Although an avid reader and library fan from as far back as I remember, I never dreamt about writing a book from the get-go. My path to publication followed a strange trajectory. I skipped senior English to glide through my last year of high school. I shoved aside college until I turned thirty-five, and I sold my first book about the time others start napping after supper. Then, somehow, I found the courage to ask Debbie Macomber for an endorsement.

When my editor emailed to start working on book endorsements, I cringed. Self-reliant to a fault, I shy away from asking for favors. Especially from busy authors. Especially from people I admire. Especially from someone I barely know. But that’s how this business works.

Did I have the nerve to ask established authors to read my debut? Oh, and say nice things about it too? Maybe.

I stewed, jotted a list, crossed out names, and prayed, seeking guidance and open doors. After comprising my messages, I hit the send button, waited, and second-guessed my efforts. Maybe, just maybe, I should have contacted one additional author, a New York Times bestseller. 

Debbie Macomber and I met at a Texas airport after the ACFW Conference in 2018, two months before I received my contract with Lighthouse Publishing. Debbie, the keynote speaker, had inspired me to persevere. I still remember much of her wisdom.

At the airport, we waited for our respective planes, sat side-by-side, and hashed over professional football. She cheers for the Seattle Seahawks. I’m a cheese head. While she knitted, I told her how my Grandma had tried to teach me to crochet and then suggested I find a new hobby.

At some point, Debbie asked if I was published. I shook my head and told her not yet.  Then she asked what I wrote. Goosebumps! Debbie-world-renowned-author Macomber had broached the subject, not me.

Cue polished pitch.

Instead, I stumbled through how my maternal grandparents’ love letters had inspired my manuscript set during WW I. With her knitting needle still clutched in her hand, Debbie pressed her fist against her chest and said, “That touches my heart.”

Unless dementia sets in, and there’s a decent chance, I’ll never forget that moment. It was a gift. My prayer for the conference was to make connections in the literary world. God answered it by way of Debbie Macomber, Tina Radcliffe, Sarah Sundin, and a host of other authors I’ve respected from afar.

Should I ask Debbie to endorse my book? Would she remember me? Did big-time authors help nobodies? Was I crazy to even consider it?

Since I’ve been labeled crazy once or twice (I prefer fun-loving), I asked.  

The day a message arrived in my email from Debbie’s assistant, I gaped. Debbie intended to write a blurb. I googled what’s a blurb. Loose definition: it’s a tad shorter than an endorsement. A blurb was perfect.

After I mailed Debbie a note of thanks, she sent me a beautiful congratulations card and a handwritten note. Who does that? Umm … Debbie Macomber.

Time passed, and then another message arrived from Debbie’s assistant. When would Three Little Things be ready for review? Debbie now hoped to write a full endorsement.

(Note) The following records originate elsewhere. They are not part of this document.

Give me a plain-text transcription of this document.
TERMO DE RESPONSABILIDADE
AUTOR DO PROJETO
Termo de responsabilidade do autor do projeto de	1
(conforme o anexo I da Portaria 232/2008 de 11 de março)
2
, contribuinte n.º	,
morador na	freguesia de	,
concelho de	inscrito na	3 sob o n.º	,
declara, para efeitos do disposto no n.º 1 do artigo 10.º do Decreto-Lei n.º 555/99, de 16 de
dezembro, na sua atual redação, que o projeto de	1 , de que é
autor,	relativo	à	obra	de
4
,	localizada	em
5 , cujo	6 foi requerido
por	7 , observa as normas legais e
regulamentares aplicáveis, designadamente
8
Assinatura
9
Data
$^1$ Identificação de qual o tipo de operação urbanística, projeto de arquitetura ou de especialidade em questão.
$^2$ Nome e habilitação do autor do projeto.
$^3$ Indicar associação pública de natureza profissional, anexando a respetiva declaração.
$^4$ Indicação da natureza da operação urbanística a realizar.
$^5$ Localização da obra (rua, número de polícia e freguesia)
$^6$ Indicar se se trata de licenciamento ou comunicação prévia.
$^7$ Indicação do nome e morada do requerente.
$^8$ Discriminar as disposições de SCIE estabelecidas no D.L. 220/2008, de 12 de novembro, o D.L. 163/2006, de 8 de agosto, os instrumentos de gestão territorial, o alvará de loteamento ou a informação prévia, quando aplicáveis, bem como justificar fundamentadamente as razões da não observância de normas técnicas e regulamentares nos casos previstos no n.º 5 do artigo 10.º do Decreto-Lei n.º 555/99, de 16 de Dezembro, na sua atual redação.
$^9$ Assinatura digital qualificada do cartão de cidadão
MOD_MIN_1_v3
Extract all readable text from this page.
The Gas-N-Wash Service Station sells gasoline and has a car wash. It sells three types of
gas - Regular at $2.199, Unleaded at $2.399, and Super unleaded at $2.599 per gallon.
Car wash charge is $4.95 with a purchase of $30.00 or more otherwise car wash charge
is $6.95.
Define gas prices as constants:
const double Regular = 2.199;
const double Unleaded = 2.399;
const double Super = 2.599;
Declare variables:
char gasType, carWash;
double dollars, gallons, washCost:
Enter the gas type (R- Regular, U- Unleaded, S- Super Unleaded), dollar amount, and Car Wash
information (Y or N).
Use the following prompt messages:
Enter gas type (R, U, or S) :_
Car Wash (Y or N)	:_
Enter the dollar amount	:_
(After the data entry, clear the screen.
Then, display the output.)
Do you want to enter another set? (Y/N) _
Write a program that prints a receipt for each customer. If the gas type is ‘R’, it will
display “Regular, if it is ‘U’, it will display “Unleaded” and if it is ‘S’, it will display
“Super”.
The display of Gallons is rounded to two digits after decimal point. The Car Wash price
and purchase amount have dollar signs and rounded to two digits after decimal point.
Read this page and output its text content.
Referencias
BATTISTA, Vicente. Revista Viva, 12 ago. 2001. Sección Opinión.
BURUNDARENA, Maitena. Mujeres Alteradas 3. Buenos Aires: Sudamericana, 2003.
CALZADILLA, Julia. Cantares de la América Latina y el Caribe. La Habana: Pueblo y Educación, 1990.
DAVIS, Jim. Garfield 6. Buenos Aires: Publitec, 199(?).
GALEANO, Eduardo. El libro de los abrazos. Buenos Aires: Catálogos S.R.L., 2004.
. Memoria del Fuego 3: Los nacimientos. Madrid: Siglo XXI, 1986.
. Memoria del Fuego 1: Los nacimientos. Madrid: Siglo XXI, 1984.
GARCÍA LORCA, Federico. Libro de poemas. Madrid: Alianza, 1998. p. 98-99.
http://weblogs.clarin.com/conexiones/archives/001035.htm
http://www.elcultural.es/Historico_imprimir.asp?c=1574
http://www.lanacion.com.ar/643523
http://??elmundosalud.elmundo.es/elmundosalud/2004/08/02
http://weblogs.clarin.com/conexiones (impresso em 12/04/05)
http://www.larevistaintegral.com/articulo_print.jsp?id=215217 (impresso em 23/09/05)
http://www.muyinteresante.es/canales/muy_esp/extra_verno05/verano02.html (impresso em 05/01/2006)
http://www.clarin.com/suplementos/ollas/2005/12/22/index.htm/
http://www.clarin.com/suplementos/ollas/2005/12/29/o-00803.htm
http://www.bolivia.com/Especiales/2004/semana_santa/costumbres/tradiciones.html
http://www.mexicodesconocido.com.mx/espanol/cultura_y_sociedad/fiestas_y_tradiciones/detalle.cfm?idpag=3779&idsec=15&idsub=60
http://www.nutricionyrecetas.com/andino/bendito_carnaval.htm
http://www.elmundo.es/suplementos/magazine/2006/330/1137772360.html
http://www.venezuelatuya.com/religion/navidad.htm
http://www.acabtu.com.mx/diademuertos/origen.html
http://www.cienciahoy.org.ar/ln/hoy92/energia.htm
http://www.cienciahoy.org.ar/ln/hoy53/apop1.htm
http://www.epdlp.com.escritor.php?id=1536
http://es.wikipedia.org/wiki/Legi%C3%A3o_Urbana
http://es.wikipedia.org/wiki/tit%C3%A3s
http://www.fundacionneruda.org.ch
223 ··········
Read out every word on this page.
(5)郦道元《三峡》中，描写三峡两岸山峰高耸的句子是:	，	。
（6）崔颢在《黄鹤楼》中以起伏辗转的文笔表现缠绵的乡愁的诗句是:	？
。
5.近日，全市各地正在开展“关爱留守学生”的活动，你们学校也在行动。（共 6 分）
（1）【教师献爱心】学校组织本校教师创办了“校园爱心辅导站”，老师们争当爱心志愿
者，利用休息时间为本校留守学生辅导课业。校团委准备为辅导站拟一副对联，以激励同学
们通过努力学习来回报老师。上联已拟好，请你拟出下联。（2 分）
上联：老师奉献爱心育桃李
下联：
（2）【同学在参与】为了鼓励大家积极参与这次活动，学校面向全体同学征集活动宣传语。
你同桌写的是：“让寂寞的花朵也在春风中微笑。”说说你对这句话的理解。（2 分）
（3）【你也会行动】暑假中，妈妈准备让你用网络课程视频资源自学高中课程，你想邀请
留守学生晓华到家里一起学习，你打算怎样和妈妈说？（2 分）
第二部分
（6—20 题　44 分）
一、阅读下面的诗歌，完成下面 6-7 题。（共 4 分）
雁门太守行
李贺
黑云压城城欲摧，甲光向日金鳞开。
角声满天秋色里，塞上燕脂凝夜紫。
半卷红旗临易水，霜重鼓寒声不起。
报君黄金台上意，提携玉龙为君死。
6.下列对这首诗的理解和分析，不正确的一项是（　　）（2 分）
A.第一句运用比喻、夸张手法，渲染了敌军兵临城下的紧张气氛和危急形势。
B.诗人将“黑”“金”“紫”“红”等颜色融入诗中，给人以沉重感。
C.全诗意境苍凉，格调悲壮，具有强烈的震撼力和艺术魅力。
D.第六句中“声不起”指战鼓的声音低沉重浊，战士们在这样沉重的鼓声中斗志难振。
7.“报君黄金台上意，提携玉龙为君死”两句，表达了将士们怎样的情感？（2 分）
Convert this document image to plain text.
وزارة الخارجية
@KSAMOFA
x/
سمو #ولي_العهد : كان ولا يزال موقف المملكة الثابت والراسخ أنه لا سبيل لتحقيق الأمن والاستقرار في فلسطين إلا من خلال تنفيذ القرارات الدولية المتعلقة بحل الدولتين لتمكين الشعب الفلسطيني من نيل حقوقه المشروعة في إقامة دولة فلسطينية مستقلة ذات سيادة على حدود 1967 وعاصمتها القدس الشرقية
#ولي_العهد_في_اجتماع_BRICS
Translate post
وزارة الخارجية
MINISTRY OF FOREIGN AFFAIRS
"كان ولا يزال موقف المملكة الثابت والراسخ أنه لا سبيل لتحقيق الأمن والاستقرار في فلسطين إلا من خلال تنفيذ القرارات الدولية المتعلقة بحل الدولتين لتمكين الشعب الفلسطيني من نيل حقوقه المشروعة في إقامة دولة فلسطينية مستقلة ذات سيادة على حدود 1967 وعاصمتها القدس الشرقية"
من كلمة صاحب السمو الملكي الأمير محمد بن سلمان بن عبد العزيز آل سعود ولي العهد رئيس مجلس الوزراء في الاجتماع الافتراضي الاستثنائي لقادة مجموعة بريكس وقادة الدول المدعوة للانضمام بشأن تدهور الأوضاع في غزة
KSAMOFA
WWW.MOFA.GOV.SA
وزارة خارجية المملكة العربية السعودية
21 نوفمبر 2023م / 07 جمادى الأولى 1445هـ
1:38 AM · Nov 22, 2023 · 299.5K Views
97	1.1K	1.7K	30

I laughed. I cried. I fell to my knees and prayed a prayer of gratitude. I’d handed my book over to God weeks before my publishing deal. Before, I’d called most of the shots. Maybe all of them.

Not anymore.

The whole endorsement thing still intimidates, but I’ve learned a few key lessons.

1.   It’s okay to ask for help, even from established authors.

2.   Most authors, particularly in the inspirational market, exemplify generosity and goodness. They remember what it felt like to debut.

3.   God opens doors, not me.

Debbie’s full endorsement follows:   

“Three things I loved about this book:

  1. I fell in love with Arno and Hattie
  2. The saying and songs of WWI: I found myself signing ‘Over Her, Over There’ and I want to join a knitting brigade!
  3. The promise of more books by Patti Stockdale. I want more!”